What could the Chicago Bears receive in a trade from the Indianapolis Colts?
While the Houston Texans may be the easiest trade, it is not the biggest haul. Going just from one to four is a much bigger increase in terms of return than just jumping from one to two. There is the obvious two spots, but now that you know they are making this move to jump the Houston Texans, and you can get a last offer from the Texans before accepting, the value starts to increase.
There have been three instances in recent history that have shown a similar drop from one to four. First, the San Diego Chargers moved from one to five in 2001. The move cost the Atlanta Falcons a second-round pick and a third-round pick to swap spots.

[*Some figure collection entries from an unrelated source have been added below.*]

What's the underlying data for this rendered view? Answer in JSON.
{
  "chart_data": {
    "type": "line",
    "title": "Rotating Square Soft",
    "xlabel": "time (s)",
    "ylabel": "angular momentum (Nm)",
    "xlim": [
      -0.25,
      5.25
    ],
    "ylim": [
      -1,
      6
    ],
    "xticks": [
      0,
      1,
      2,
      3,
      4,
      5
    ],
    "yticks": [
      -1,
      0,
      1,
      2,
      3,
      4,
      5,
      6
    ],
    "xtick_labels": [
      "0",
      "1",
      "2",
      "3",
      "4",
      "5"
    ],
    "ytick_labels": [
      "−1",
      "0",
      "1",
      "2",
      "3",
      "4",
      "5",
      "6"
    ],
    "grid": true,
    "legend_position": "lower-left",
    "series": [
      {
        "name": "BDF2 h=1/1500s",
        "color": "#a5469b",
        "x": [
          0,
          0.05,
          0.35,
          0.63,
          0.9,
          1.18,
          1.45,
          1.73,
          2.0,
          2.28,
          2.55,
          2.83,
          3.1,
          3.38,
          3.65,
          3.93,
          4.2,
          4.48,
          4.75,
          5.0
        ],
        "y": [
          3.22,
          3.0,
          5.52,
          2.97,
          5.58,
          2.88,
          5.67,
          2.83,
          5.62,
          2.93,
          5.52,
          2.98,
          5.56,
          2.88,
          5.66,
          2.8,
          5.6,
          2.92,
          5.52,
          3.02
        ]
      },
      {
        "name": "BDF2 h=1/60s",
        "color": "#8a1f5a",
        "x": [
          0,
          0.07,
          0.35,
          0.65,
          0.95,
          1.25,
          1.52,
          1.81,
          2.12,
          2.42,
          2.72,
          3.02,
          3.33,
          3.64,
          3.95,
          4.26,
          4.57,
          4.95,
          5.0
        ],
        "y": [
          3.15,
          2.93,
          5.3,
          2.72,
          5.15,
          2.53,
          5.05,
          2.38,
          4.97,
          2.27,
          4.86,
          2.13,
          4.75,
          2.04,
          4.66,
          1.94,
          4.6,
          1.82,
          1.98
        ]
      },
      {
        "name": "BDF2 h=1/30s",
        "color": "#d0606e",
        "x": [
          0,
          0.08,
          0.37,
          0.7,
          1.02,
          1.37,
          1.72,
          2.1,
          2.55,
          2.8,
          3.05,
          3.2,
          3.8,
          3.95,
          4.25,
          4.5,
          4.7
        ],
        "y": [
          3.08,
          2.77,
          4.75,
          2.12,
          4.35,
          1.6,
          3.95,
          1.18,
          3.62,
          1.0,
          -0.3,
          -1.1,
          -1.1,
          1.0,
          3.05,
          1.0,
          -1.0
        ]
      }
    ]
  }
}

More recently Washington moved up from six to two. It is one spot lower in terms of pick slot, but one spot higher in terms of a jump. This trade featured two first-round picks and a second-round pick.
The trade for Robert Griffin was historic, and there may not be a player with the hype of Griffin this year. Still, something more than a second and a third, and something less than two ones, and a two should be in the mix.
More recently, the New York Jets moved from six to three. This would be the same type of jump, although it is slightly different to move up to three compared to one. Still, the New York Jets did move up for a quarterback, and they jumped the Denver Broncos, and Cleveland Browns, both teams that needed a quarterback.
So, this is fair to compare. This one cost the New York Jets three second-round picks. At the time, the team knew they were trading the 37th overall pick as one of them, and another turned into pick 34. The Colts do pick 35th, but then not again until 79th. Still, if you what the Jets sent to Indianapolis, you could see a team trading a future first-round pick. The Colts could say that it took three seconds to get them to trade off of pick three, so they understand a future one is fair for pick one.
That is not quite the Griffin trade, but would be more than the Vick trade. With Jim Irsay at the helm, you never know, and you may get the Griffin trade, but a first-round pick, and perhaps a swap of a fourth into a third would get the job done.
For the Chicago Bears, move back to four and still have a shot at Will Anderson or Jalen Carter. They pick up a first-round pick, or perhaps something similar to that value, and potentially move up a few spots in the mid-rounds as well.